The astronomers who did this work used 34 such clusters out of 75 measured by Gaia that fit what they needed, and they ranged in distance from 6,500 to almost 70,000 light years away from the galactic center. They also did this with clusters even farther away (out to nearly 130,000 light years) measured by Hubble. That added 16 more to their tally.

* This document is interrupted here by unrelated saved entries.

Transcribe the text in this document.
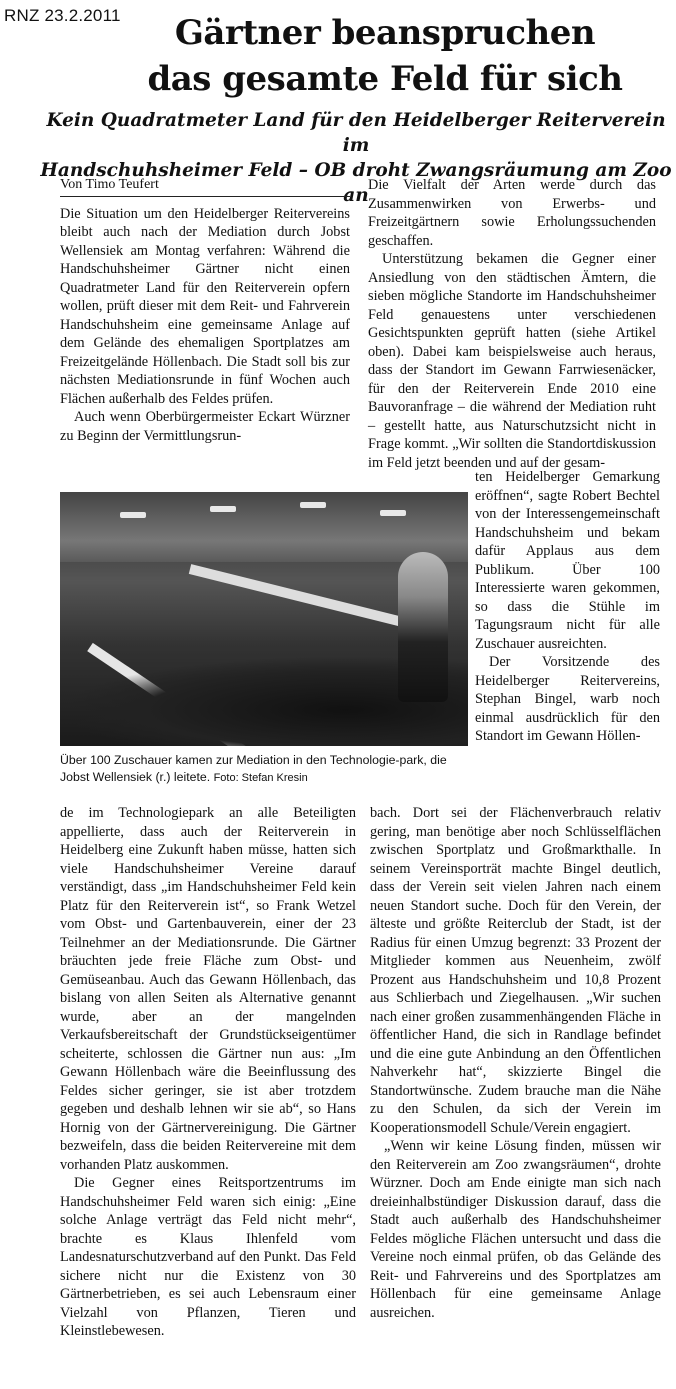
RNZ 23.2.2011	Gärtner beanspruchen
das gesamte Feld für sich
Kein Quadratmeter Land für den Heidelberger Reiterverein im
Handschuhsheimer Feld – OB droht Zwangsräumung am Zoo an
Von Timo Teufert

Die Situation um den Heidelberger Reitervereins bleibt auch nach der Mediation durch Jobst Wellensiek am Montag verfahren: Während die Handschuhsheimer Gärtner nicht einen Quadratmeter Land für den Reiterverein opfern wollen, prüft dieser mit dem Reit- und Fahrverein Handschuhsheim eine gemeinsame Anlage auf dem Gelände des ehemaligen Sportplatzes am Freizeitgelände Höllenbach. Die Stadt soll bis zur nächsten Mediationsrunde in fünf Wochen auch Flächen außerhalb des Feldes prüfen.

Auch wenn Oberbürgermeister Eckart Würzner zu Beginn der Vermittlungsrun-

Die Vielfalt der Arten werde durch das Zusammenwirken von Erwerbs- und Freizeitgärtnern sowie Erholungssuchenden geschaffen.

Unterstützung bekamen die Gegner einer Ansiedlung von den städtischen Ämtern, die sieben mögliche Standorte im Handschuhsheimer Feld genauestens unter verschiedenen Gesichtspunkten geprüft hatten (siehe Artikel oben). Dabei kam beispielsweise auch heraus, dass der Standort im Gewann Farrwiesenäcker, für den der Reiterverein Ende 2010 eine Bauvoranfrage – die während der Mediation ruht – gestellt hatte, aus Naturschutzsicht nicht in Frage kommt. „Wir sollten die Standortdiskussion im Feld jetzt beenden und auf der gesam-

ten Heidelberger Gemarkung eröffnen“, sagte Robert Bechtel von der Interessengemeinschaft Handschuhsheim und bekam dafür Applaus aus dem Publikum. Über 100 Interessierte waren gekommen, so dass die Stühle im Tagungsraum nicht für alle Zuschauer ausreichten.

Der Vorsitzende des Heidelberger Reitervereins, Stephan Bingel, warb noch einmal ausdrücklich für den Standort im Gewann Höllen-

Über 100 Zuschauer kamen zur Mediation in den Technologie-park, die Jobst Wellensiek (r.) leitete. Foto: Stefan Kresin

de im Technologiepark an alle Beteiligten appellierte, dass auch der Reiterverein in Heidelberg eine Zukunft haben müsse, hatten sich viele Handschuhsheimer Vereine darauf verständigt, dass „im Handschuhsheimer Feld kein Platz für den Reiterverein ist“, so Frank Wetzel vom Obst- und Gartenbauverein, einer der 23 Teilnehmer an der Mediationsrunde. Die Gärtner bräuchten jede freie Fläche zum Obst- und Gemüseanbau. Auch das Gewann Höllenbach, das bislang von allen Seiten als Alternative genannt wurde, aber an der mangelnden Verkaufsbereitschaft der Grundstückseigentümer scheiterte, schlossen die Gärtner nun aus: „Im Gewann Höllenbach wäre die Beeinflussung des Feldes sicher geringer, sie ist aber trotzdem gegeben und deshalb lehnen wir sie ab“, so Hans Hornig von der Gärtnervereinigung. Die Gärtner bezweifeln, dass die beiden Reitervereine mit dem vorhanden Platz auskommen.

Die Gegner eines Reitsportzentrums im Handschuhsheimer Feld waren sich einig: „Eine solche Anlage verträgt das Feld nicht mehr“, brachte es Klaus Ihlenfeld vom Landesnaturschutzverband auf den Punkt. Das Feld sichere nicht nur die Existenz von 30 Gärtnerbetrieben, es sei auch Lebensraum einer Vielzahl von Pflanzen, Tieren und Kleinstlebewesen.

bach. Dort sei der Flächenverbrauch relativ gering, man benötige aber noch Schlüsselflächen zwischen Sportplatz und Großmarkthalle. In seinem Vereinsporträt machte Bingel deutlich, dass der Verein seit vielen Jahren nach einem neuen Standort suche. Doch für den Verein, der älteste und größte Reiterclub der Stadt, ist der Radius für einen Umzug begrenzt: 33 Prozent der Mitglieder kommen aus Neuenheim, zwölf Prozent aus Handschuhsheim und 10,8 Prozent aus Schlierbach und Ziegelhausen. „Wir suchen nach einer großen zusammenhängenden Fläche in öffentlicher Hand, die sich in Randlage befindet und die eine gute Anbindung an den Öffentlichen Nahverkehr hat“, skizzierte Bingel die Standortwünsche. Zudem brauche man die Nähe zu den Schulen, da sich der Verein im Kooperationsmodell Schule/Verein engagiert.

„Wenn wir keine Lösung finden, müssen wir den Reiterverein am Zoo zwangsräumen“, drohte Würzner. Doch am Ende einigte man sich nach dreieinhalbstündiger Diskussion darauf, dass die Stadt auch außerhalb des Handschuhsheimer Feldes mögliche Flächen untersucht und dass die Vereine noch einmal prüfen, ob das Gelände des Reit- und Fahrvereins und des Sportplatzes am Höllenbach für eine gemeinsame Anlage ausreichen.
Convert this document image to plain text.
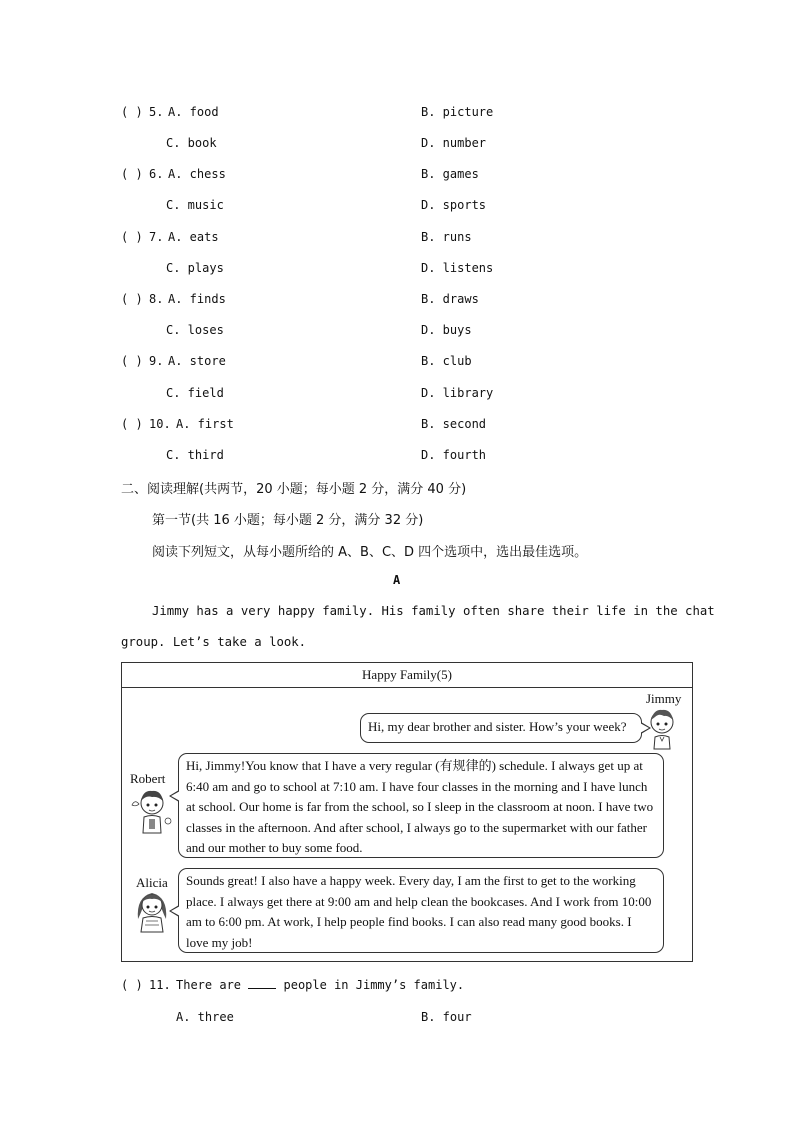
( ) 5. A. food	B. picture
C. book	D. number
( ) 6. A. chess	B. games
C. music	D. sports
( ) 7. A. eats	B. runs
C. plays	D. listens
( ) 8. A. finds	B. draws
C. loses	D. buys
( ) 9. A. store	B. club
C. field	D. library
( ) 10. A. first	B. second
C. third	D. fourth
二、阅读理解(共两节，20 小题；每小题 2 分，满分 40 分)
第一节(共 16 小题；每小题 2 分，满分 32 分)
阅读下列短文，从每小题所给的 A、B、C、D 四个选项中，选出最佳选项。
A
Jimmy has a very happy family. His family often share their life in the chat
group. Let’s take a look.
Happy Family(5)
Jimmy
Hi, my dear brother and sister. How’s your week?
Robert
Hi, Jimmy!You know that I have a very regular (有规律的) schedule. I always get up at 6:40 am and go to school at 7:10 am. I have four classes in the morning and I have lunch at school. Our home is far from the school, so I sleep in the classroom at noon. I have two classes in the afternoon. And after school, I always go to the supermarket with our father and our mother to buy some food.
Alicia	Sounds great! I also have a happy week. Every day, I am the first to get to the working place. I always get there at 9:00 am and help clean the bookcases. And I work from 10:00 am to 6:00 pm. At work, I help people find books. I can also read many good books. I love my job!
( ) 11. There are	people in Jimmy’s family.
A. three	B. four
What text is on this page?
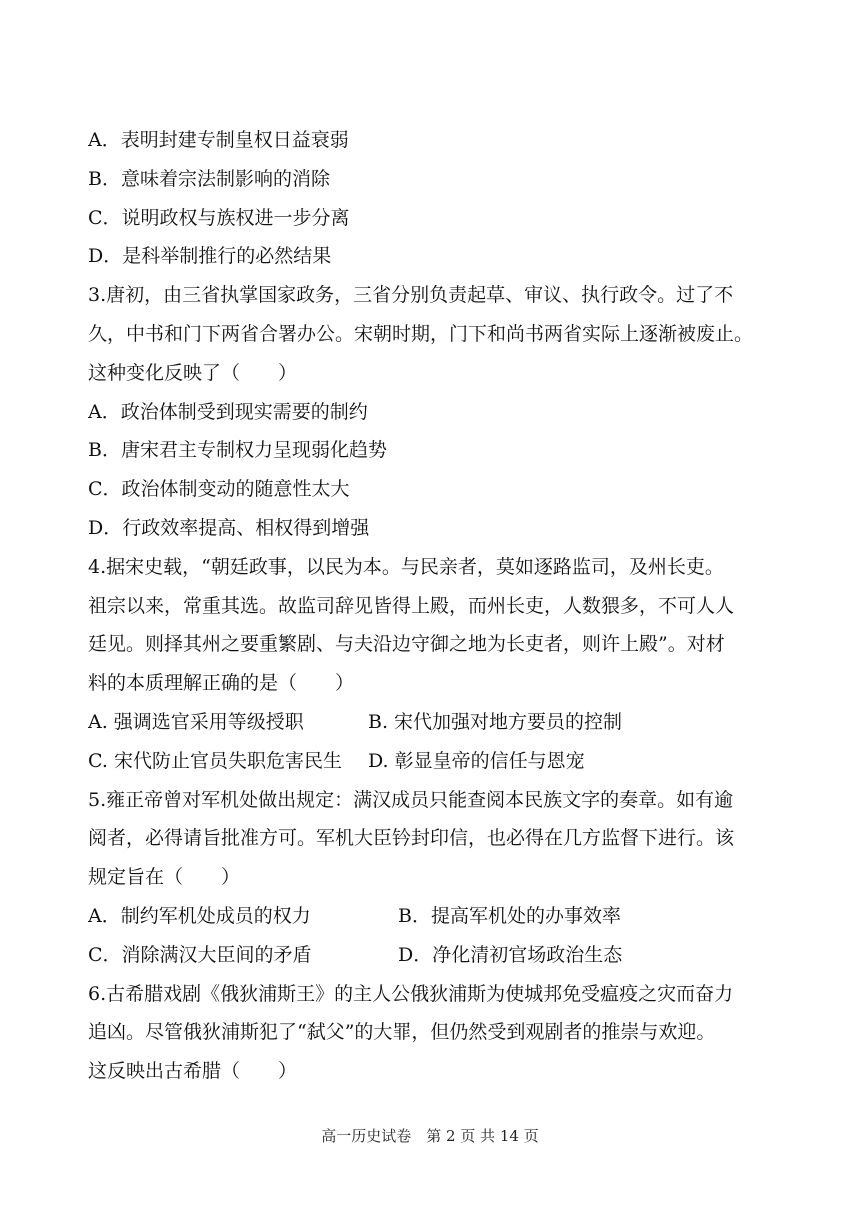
A．表明封建专制皇权日益衰弱
B．意味着宗法制影响的消除
C．说明政权与族权进一步分离
D．是科举制推行的必然结果
3.唐初，由三省执掌国家政务，三省分别负责起草、审议、执行政令。过了不
久，中书和门下两省合署办公。宋朝时期，门下和尚书两省实际上逐渐被废止。
这种变化反映了（　　）
A．政治体制受到现实需要的制约
B．唐宋君主专制权力呈现弱化趋势
C．政治体制变动的随意性太大
D．行政效率提高、相权得到增强
4.据宋史载，“朝廷政事，以民为本。与民亲者，莫如逐路监司，及州长吏。
祖宗以来，常重其选。故监司辞见皆得上殿，而州长吏，人数猥多，不可人人
廷见。则择其州之要重繁剧、与夫沿边守御之地为长吏者，则许上殿”。对材
料的本质理解正确的是（　　）
A. 强调选官采用等级授职	B. 宋代加强对地方要员的控制
C. 宋代防止官员失职危害民生	D. 彰显皇帝的信任与恩宠
5.雍正帝曾对军机处做出规定：满汉成员只能查阅本民族文字的奏章。如有逾
阅者，必得请旨批准方可。军机大臣钤封印信，也必得在几方监督下进行。该
规定旨在（　　）
A．制约军机处成员的权力	B．提高军机处的办事效率
C．消除满汉大臣间的矛盾	D．净化清初官场政治生态
6.古希腊戏剧《俄狄浦斯王》的主人公俄狄浦斯为使城邦免受瘟疫之灾而奋力
追凶。尽管俄狄浦斯犯了“弑父”的大罪，但仍然受到观剧者的推崇与欢迎。
这反映出古希腊（　　）
高一历史试卷　第 2 页 共 14 页
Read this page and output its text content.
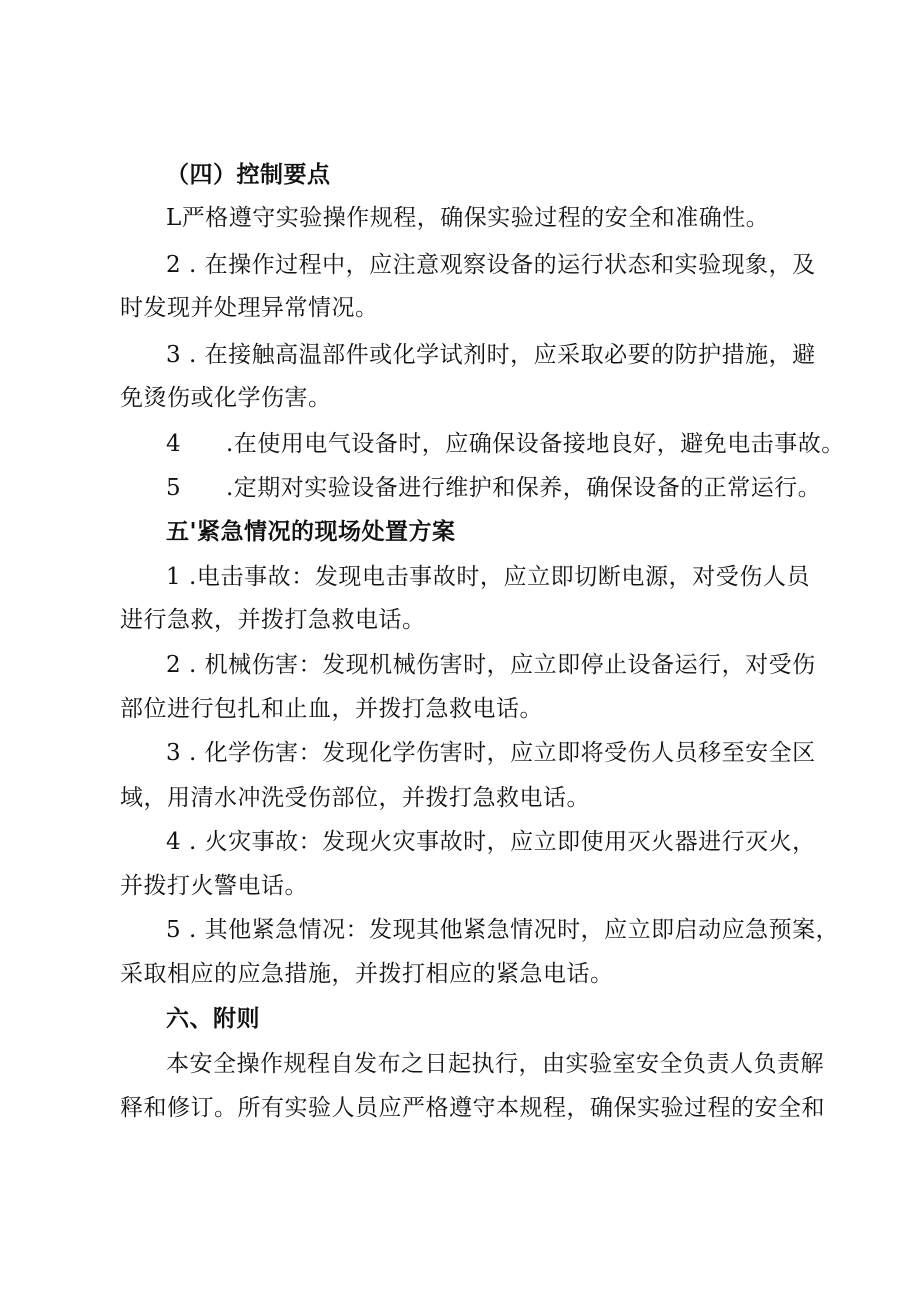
（四）控制要点
L严格遵守实验操作规程，确保实验过程的安全和准确性。
2 . 在操作过程中，应注意观察设备的运行状态和实验现象，及
时发现并处理异常情况。
3 . 在接触高温部件或化学试剂时，应采取必要的防护措施，避
免烫伤或化学伤害。
4 .在使用电气设备时，应确保设备接地良好，避免电击事故。
5 .定期对实验设备进行维护和保养，确保设备的正常运行。
五'紧急情况的现场处置方案
1 .电击事故：发现电击事故时，应立即切断电源，对受伤人员
进行急救，并拨打急救电话。
2 . 机械伤害：发现机械伤害时，应立即停止设备运行，对受伤
部位进行包扎和止血，并拨打急救电话。
3 . 化学伤害：发现化学伤害时，应立即将受伤人员移至安全区
域，用清水冲洗受伤部位，并拨打急救电话。
4 . 火灾事故：发现火灾事故时，应立即使用灭火器进行灭火，
并拨打火警电话。
5 . 其他紧急情况：发现其他紧急情况时，应立即启动应急预案，
采取相应的应急措施，并拨打相应的紧急电话。
六、附则
本安全操作规程自发布之日起执行，由实验室安全负责人负责解
释和修订。所有实验人员应严格遵守本规程，确保实验过程的安全和
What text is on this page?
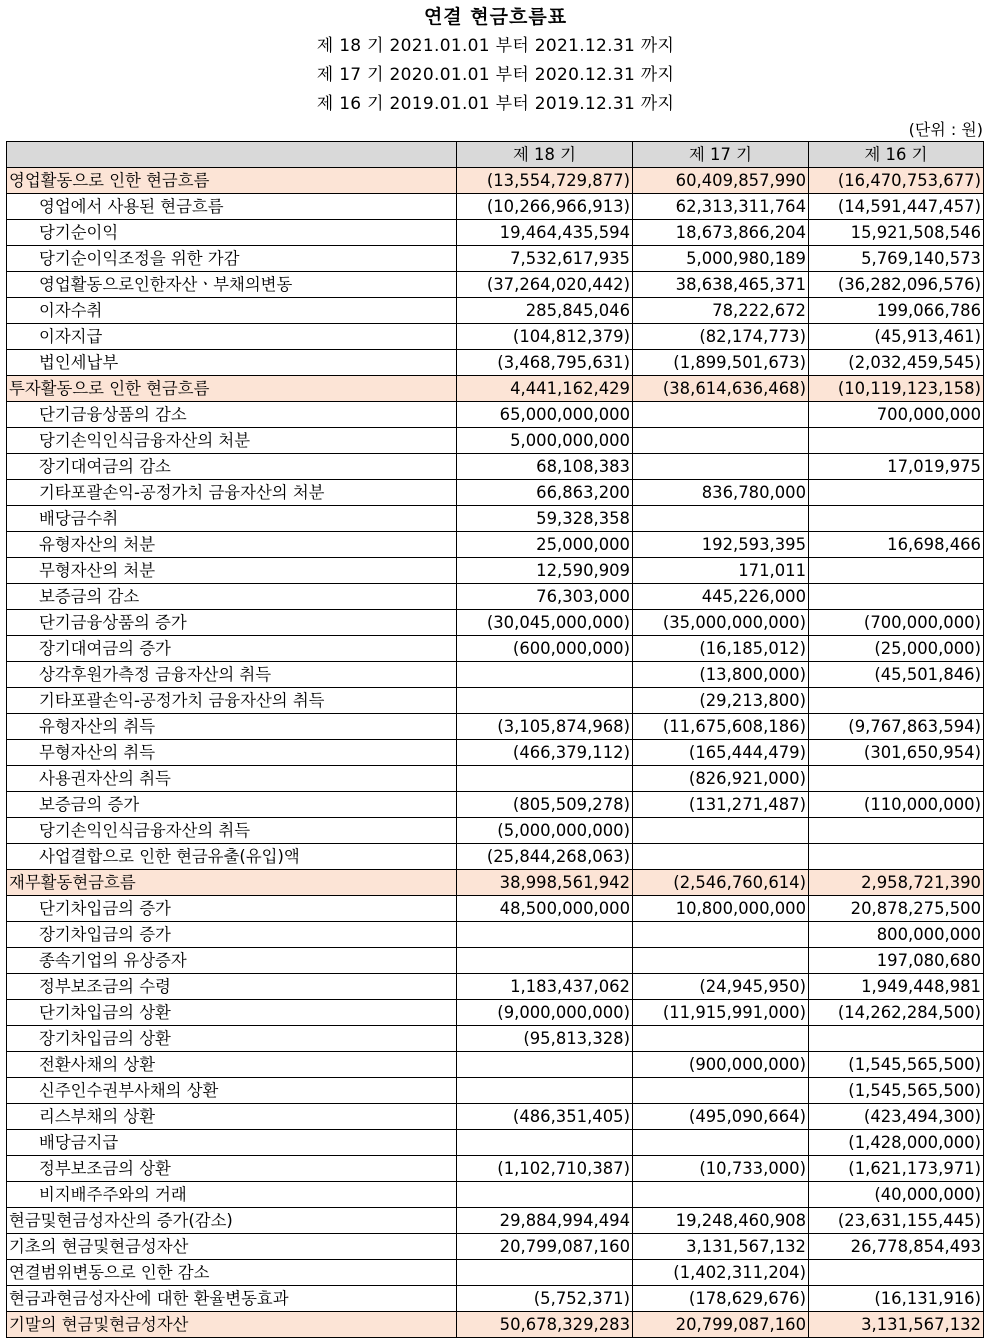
연결 현금흐름표
제 18 기 2021.01.01 부터 2021.12.31 까지
제 17 기 2020.01.01 부터 2020.12.31 까지
제 16 기 2019.01.01 부터 2019.12.31 까지
(단위 : 원)
	제 18 기	제 17 기	제 16 기
영업활동으로 인한 현금흐름	(13,554,729,877)	60,409,857,990	(16,470,753,677)
영업에서 사용된 현금흐름	(10,266,966,913)	62,313,311,764	(14,591,447,457)
당기순이익	19,464,435,594	18,673,866,204	15,921,508,546
당기순이익조정을 위한 가감	7,532,617,935	5,000,980,189	5,769,140,573
영업활동으로인한자산ㆍ부채의변동	(37,264,020,442)	38,638,465,371	(36,282,096,576)
이자수취	285,845,046	78,222,672	199,066,786
이자지급	(104,812,379)	(82,174,773)	(45,913,461)
법인세납부	(3,468,795,631)	(1,899,501,673)	(2,032,459,545)
투자활동으로 인한 현금흐름	4,441,162,429	(38,614,636,468)	(10,119,123,158)
단기금융상품의 감소	65,000,000,000		700,000,000
당기손익인식금융자산의 처분	5,000,000,000		
장기대여금의 감소	68,108,383		17,019,975
기타포괄손익-공정가치 금융자산의 처분	66,863,200	836,780,000	
배당금수취	59,328,358		
유형자산의 처분	25,000,000	192,593,395	16,698,466
무형자산의 처분	12,590,909	171,011	
보증금의 감소	76,303,000	445,226,000	
단기금융상품의 증가	(30,045,000,000)	(35,000,000,000)	(700,000,000)
장기대여금의 증가	(600,000,000)	(16,185,012)	(25,000,000)
상각후원가측정 금융자산의 취득		(13,800,000)	(45,501,846)
기타포괄손익-공정가치 금융자산의 취득		(29,213,800)	
유형자산의 취득	(3,105,874,968)	(11,675,608,186)	(9,767,863,594)
무형자산의 취득	(466,379,112)	(165,444,479)	(301,650,954)
사용권자산의 취득		(826,921,000)	
보증금의 증가	(805,509,278)	(131,271,487)	(110,000,000)
당기손익인식금융자산의 취득	(5,000,000,000)		
사업결합으로 인한 현금유출(유입)액	(25,844,268,063)		
재무활동현금흐름	38,998,561,942	(2,546,760,614)	2,958,721,390
단기차입금의 증가	48,500,000,000	10,800,000,000	20,878,275,500
장기차입금의 증가			800,000,000
종속기업의 유상증자			197,080,680
정부보조금의 수령	1,183,437,062	(24,945,950)	1,949,448,981
단기차입금의 상환	(9,000,000,000)	(11,915,991,000)	(14,262,284,500)
장기차입금의 상환	(95,813,328)		
전환사채의 상환		(900,000,000)	(1,545,565,500)
신주인수권부사채의 상환			(1,545,565,500)
리스부채의 상환	(486,351,405)	(495,090,664)	(423,494,300)
배당금지급			(1,428,000,000)
정부보조금의 상환	(1,102,710,387)	(10,733,000)	(1,621,173,971)
비지배주주와의 거래			(40,000,000)
현금및현금성자산의 증가(감소)	29,884,994,494	19,248,460,908	(23,631,155,445)
기초의 현금및현금성자산	20,799,087,160	3,131,567,132	26,778,854,493
연결범위변동으로 인한 감소		(1,402,311,204)	
현금과현금성자산에 대한 환율변동효과	(5,752,371)	(178,629,676)	(16,131,916)
기말의 현금및현금성자산	50,678,329,283	20,799,087,160	3,131,567,132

They were able to get everything they needed to then work out the mass of the galaxy. It’s still not easy, though! For example, the inner clusters seen by Gaia were more numerous, and so they got better statistics with them, but they’re not out far enough to get the total mass of the galaxy; the galactic halo extends past them, and they can’t measure its mass with them. The Hubble clusters helped, but there were fewer of them, so the statistics were a bit dicier (although they got different total mass estimates using the two different cluster populations, the two numbers were within the statistical uncertainty of each other, which means that they’re indistinguishable statistically).

In the end they had to extrapolate out past these clusters given what we know about the shape and size of the halo, but again the numbers they got were consistent. To be fair, what they got was 1.54 trillion times the mass of the Sun, with an uncertainty of +0.75 trillion and -0.44 trillion… so it could be anything between 0.79 and 2.29 trillion.

This puts the Milky Way among the big galaxies in the Universe (which we knew). Many are larger, but most are much smaller.

So why do this? Does it matter what our total mass is?

Yes! For example, the mass of our galaxy is important in understanding the satellites that orbit it. There’s some argument over the behavior of the two biggest, the Large and Small Magellanic Clouds. Will they eventually collide? Are they truly orbiting us or just passing by? Our mass plays a part in that.

Illustration of a cosmic train wreck: The Milky Way/Andromeda galaxy collision, four billion years from now. Credit: NASA, ESA, Z. Levay and R. van der Marel (STScI), T. Hallas, and A. Mellinger

Eventually the Andromeda galaxy will collide with us (in about 4.6 billion years). How that happens depends very much on our mass. The mass determination of the Milky Way also tells us about the structure of our galaxy, and even how it plays into the larger scale structure of the Universe. And it also tells us, simply enough, is our galaxy typical? Are we like other galaxies in some ways, different in others? We use our local surroundings as a template to understand what lies beyond — whether it’s our house in a neighborhood of hundreds of others or our galaxy among trillions.

It’s a bit parochial, sure, but it’s a good place to start. And, as we’ve found over and again, the Universe has a way of adjusting our initial outlook, diminishing our prejudices and strengthening our appreciation of diversity in the cosmos.

I’ve always felt that, despite the cold and uncaring demeanor of the Universe at large, that’s a profound lesson I can use in my own life. Maybe you can, too.